Dad joined in the hearty roar of laughter, with which the Admiral ended his sarcastic comments, the recital of which had apparently eased his mind and banished the last lingering recollections of the ill-treatment he had received at the hands of the government; for the old sailor now dismissed the subject, going on to talk about old shipmates and other matters as they sauntered onwards along Pall Mall, the Admiral hobbling on one side of Dad and I on the other, holding his hand, listening eagerly all the while to their animated conversation and taking in every word of it. I confess, however, I could not understand all their allusions to old times and byegone events afloat and ashore, many of the names and incidents mentioned in their talk being altogether unfamiliar to my ears.
“Where are you off to now, Vernon?” inquired Admiral Napier, stopping to take snuff again when we arrived at the last lamp-post at the corner abutting on Waterloo Place. “If you’re not otherwise engaged, come back with me and have lunch at the club, you and the youngster.”
“Thank you very much, Admiral,” returned Dad, “I would be only to glad, but, to tell the truth, I’m bound for the Admiralty.”
“Ah! you want to see Mister Secretary just after he has finished his lunch!” said the knowing old fellow, giving Dad a dig in the ribs. “Sly dog!
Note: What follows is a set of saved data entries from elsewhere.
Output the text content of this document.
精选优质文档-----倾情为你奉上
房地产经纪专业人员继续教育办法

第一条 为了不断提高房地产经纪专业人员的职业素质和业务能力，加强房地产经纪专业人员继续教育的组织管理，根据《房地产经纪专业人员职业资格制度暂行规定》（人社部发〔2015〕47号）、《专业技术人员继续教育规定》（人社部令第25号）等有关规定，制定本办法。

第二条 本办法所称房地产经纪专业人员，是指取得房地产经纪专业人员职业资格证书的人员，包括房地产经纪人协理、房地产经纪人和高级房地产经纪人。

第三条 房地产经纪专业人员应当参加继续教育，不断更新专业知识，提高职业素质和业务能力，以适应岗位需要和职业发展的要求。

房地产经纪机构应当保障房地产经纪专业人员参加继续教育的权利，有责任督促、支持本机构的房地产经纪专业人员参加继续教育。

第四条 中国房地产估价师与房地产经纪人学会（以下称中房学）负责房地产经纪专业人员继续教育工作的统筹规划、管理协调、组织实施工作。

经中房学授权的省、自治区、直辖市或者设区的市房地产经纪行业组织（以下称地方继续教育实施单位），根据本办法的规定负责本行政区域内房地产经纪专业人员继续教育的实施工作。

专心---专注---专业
I suppose you think you’ll have a better chance of working to win’ard of him then?”
“That’s it, Admiral,” said my father, laughing. “There’s no good in a fellow trying to bamboozle you, sir.”
“No, by George!” chuckled the old fellow, mightily pleased at this tribute to his “cuteness,” “you’d have to get up precious early in the morning to take me in as you know from old experience of me, Vernon! But, what the deuce are you going to Whitehall to kick your heels there for? They’ll only keep you waiting an hour in that infernal waiting-room, and then tell you the Secretary’s gone for the day, or some other bouncer, just to get rid of you. I know their dirty tricks—hang ’em! What d’you want, eh?”
“Well, sir, I thought I might get something in one of the dockyards,” answered Dad, frankly. “I heard last night of there being an appointment vacant at Devonport, and I was going to apply for it.”